La complicité avec le lecteur ralentit pendant l'époque Thierry Martens, qui préfère miser sur des journaux suppléments[296] dont le plus fameux, Le Trombone illustré, lui est imposé par sa direction. Le Trombone illustré permet de renouer avec la tradition de la fausse rédaction, puisqu'il met en scène la « bande à Gaston » qui anime ce journal pirate dans la cave de la rédaction[309]. Thierry Martens crée néanmoins un nouveau lien avec le lecteur en lançant plusieurs rubriques qui permettent à des amateurs d'être publiés dans les pages de Spirou, dont la plus emblématique est la Carte blanche[310]. Au début des années 1980, Alain De Kuyssche relance le concept en confiant l'animation au trio André Geerts, Frank Pé et Bernard Hislaire, rejoints rapidement par Yann et Didier Conrad. Ces derniers animent Les Hauts de page, qui racontent de manière corrosive les relations internes dans la rédaction[190] en se moquant de certains auteurs de l'hebdomadaire[191]. Pour calmer le jeu, le rédacteur en chef les remplace par une nouvelle animation, L'Élan, de Frank Pé qui reste six ans[192]. Avec la nomination de Patrick Pinchart au poste de rédacteur en chef, lui succède Le Trou du souffleur de Paul Deliège[215]. Les auteurs de la série Spirou et Fantasio participent aussi à l'animation en mettant en scène le personnage de Spirou sur la couverture et dans les rubriques[311]. Néanmoins, bien que les personnages s'adressent directement aux lecteurs, ces derniers n'ont plus l'impression d'être immergés à l'intérieur de la rédaction comme au temps de Gaston Lagaffe[215] (qui paraît néanmoins de temps en temps, semant la confusion dans l'animation globale de l'époque)[311].

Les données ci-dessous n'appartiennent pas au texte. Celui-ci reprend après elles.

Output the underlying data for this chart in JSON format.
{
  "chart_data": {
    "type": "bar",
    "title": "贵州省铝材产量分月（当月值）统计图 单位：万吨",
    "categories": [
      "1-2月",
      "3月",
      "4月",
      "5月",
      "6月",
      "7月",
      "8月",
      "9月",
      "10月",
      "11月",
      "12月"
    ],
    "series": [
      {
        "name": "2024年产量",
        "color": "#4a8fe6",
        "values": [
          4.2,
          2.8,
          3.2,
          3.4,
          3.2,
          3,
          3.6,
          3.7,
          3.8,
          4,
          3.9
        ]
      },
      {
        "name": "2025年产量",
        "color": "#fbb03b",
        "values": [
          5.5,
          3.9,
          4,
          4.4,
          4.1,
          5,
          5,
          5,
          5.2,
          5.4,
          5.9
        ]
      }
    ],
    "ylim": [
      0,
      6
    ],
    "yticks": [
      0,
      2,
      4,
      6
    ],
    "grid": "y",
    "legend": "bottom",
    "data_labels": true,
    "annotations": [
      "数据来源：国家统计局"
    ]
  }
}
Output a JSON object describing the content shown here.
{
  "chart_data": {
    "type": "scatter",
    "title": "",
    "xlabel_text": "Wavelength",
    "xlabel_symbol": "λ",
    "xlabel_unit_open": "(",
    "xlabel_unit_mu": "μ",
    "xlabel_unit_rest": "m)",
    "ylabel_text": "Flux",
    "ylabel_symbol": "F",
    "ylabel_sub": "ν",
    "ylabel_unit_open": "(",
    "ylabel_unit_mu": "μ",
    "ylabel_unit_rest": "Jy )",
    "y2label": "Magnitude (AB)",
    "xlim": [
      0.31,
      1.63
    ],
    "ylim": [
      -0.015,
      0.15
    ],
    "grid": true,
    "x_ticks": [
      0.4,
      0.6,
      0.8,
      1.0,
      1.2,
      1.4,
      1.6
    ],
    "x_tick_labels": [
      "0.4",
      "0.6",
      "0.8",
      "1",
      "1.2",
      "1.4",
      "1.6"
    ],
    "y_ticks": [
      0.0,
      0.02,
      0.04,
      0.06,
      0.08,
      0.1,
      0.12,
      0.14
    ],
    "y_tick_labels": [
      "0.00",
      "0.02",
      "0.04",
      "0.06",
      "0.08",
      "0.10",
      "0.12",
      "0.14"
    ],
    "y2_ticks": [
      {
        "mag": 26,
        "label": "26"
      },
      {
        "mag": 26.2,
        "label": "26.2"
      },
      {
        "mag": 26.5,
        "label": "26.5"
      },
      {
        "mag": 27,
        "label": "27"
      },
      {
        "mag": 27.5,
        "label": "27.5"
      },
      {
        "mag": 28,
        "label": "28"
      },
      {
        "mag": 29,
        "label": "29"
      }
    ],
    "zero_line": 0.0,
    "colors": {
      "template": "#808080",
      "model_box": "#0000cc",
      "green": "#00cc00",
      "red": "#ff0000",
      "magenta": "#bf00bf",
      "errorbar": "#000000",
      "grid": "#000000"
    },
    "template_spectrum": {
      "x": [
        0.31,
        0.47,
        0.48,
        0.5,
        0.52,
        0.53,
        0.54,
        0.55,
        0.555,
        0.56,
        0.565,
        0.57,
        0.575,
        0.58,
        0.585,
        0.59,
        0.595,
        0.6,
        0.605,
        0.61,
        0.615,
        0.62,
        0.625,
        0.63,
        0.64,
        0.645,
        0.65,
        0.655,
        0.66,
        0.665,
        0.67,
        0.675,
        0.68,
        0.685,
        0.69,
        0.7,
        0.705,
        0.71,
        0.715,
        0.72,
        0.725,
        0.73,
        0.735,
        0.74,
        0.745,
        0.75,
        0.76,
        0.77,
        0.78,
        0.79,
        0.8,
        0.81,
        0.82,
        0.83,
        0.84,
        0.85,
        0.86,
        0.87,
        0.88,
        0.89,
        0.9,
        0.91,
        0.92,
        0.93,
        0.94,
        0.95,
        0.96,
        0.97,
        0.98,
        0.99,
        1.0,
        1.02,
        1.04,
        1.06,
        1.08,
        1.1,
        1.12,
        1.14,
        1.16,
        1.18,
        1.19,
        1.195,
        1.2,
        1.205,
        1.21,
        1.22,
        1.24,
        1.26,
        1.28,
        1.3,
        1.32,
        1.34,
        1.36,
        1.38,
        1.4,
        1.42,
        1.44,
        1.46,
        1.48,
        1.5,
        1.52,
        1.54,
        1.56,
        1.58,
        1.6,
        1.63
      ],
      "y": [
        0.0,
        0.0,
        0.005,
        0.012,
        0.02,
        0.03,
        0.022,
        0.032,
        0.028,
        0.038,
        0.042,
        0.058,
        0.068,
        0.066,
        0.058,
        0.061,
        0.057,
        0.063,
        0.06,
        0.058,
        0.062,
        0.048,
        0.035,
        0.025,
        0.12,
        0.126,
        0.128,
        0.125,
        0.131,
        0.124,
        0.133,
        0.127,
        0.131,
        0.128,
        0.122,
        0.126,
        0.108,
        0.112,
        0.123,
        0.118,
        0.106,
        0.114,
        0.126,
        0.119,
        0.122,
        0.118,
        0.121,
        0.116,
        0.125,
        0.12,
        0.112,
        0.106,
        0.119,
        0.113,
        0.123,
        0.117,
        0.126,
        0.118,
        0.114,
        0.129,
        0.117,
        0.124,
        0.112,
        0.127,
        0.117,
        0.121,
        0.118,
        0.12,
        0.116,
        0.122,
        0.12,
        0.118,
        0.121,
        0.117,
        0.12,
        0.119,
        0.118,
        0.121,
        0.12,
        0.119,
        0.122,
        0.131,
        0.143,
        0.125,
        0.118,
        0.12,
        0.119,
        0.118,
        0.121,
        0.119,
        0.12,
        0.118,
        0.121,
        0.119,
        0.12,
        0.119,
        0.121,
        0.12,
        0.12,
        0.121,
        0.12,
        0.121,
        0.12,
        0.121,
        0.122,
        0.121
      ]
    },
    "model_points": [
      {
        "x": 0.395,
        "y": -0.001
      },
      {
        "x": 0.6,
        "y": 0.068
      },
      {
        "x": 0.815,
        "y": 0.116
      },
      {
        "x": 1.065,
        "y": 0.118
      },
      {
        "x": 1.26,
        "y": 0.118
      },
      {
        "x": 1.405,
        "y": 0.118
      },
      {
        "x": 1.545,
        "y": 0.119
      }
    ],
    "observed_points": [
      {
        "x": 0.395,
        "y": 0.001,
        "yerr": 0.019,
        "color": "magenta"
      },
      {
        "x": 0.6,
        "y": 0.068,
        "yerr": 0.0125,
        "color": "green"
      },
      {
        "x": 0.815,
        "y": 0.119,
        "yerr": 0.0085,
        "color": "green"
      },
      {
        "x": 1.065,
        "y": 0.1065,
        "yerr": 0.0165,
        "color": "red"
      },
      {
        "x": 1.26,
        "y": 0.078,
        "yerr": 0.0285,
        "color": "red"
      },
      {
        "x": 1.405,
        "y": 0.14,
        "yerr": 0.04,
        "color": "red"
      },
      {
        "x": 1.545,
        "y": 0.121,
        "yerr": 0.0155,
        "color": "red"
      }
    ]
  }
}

Autre moyen de communiquer et de faire entrer le lecteur au cœur de la création du journal : les auteurs qui décrivent leur quotidien à travers une série. Les premiers à s'essayer à l'exercice sont Lambil et Raoul Cauvin avec la série Pauvre Lampil qui nait en 1973. Mettant en scène un dessinateur méconnu du public dont la série n'intéresse pas grand monde, elle permet au dessinateur Lambil de se caricaturer[312]. Par la suite, le scénariste Raoul Cauvin se parodie aussi en créant son double dans la série. Cette mise en abyme fait totalement entrer dans le processus de création le lecteur qui a alors l'impression de vivre le quotidien d'auteurs vedettes de Spirou[313]. Au milieu des années 1980, un trio d'auteurs, composé de Bernard Hislaire, Christian Darasse et Marc Michetz, s'installe dans un atelier commun au-dessus d'un garage Mazda à Bruxelles. L'expérience est tellement marquante que Darasse et Hislaire racontent leur expérience à travers Le Gang Mazda[314]. Comme dans Pauvre Lampil, cette série crée un lien bien particulier avec le lecteur, qui est plongé cette fois dans le quotidien d'un atelier de travail avec les dessinateurs aux personnalités différentes qui le composent. Au début des années 2010, plusieurs auteurs de Spirou comme Lewis Trondheim ou Yoann relancent le concept, en se mettant en scène dans L'Atelier Mastodonte. Cette série, dont les auteurs tournent d'un gag à l'autre, raconte les déboires et les à-côtés d'un atelier d'auteurs. En 2013, l'atelier s'installe dans le grenier de la rédaction de Spirou, faisant ainsi entrer un peu plus le lecteur au cœur du journal[251]. Entretemps, dans les années 1990, sont lancées d'autres tentatives de faire connaître la face cachée de l'hebdomadaire : l'éphémère Enfer de l'édition publié dans le supplément Le Nain de jardin, qui s'inspire directement des Hauts de page[228], ou Spirou Dream Team qui parodie à travers des animaux les personnalités qui font Spirou[315]. À la fin des années 2010, ce lien est représenté par le duo Fabrice Erre et Fabcaro, qui se mettent en scène dans l’Edito et présentent chaque semaine la série mise en lumière. Contrairement à Gaston, ce n'est pas une rédaction fictive qui est caricaturée, mais les véritables membres de la rédaction sous leur véritable identité.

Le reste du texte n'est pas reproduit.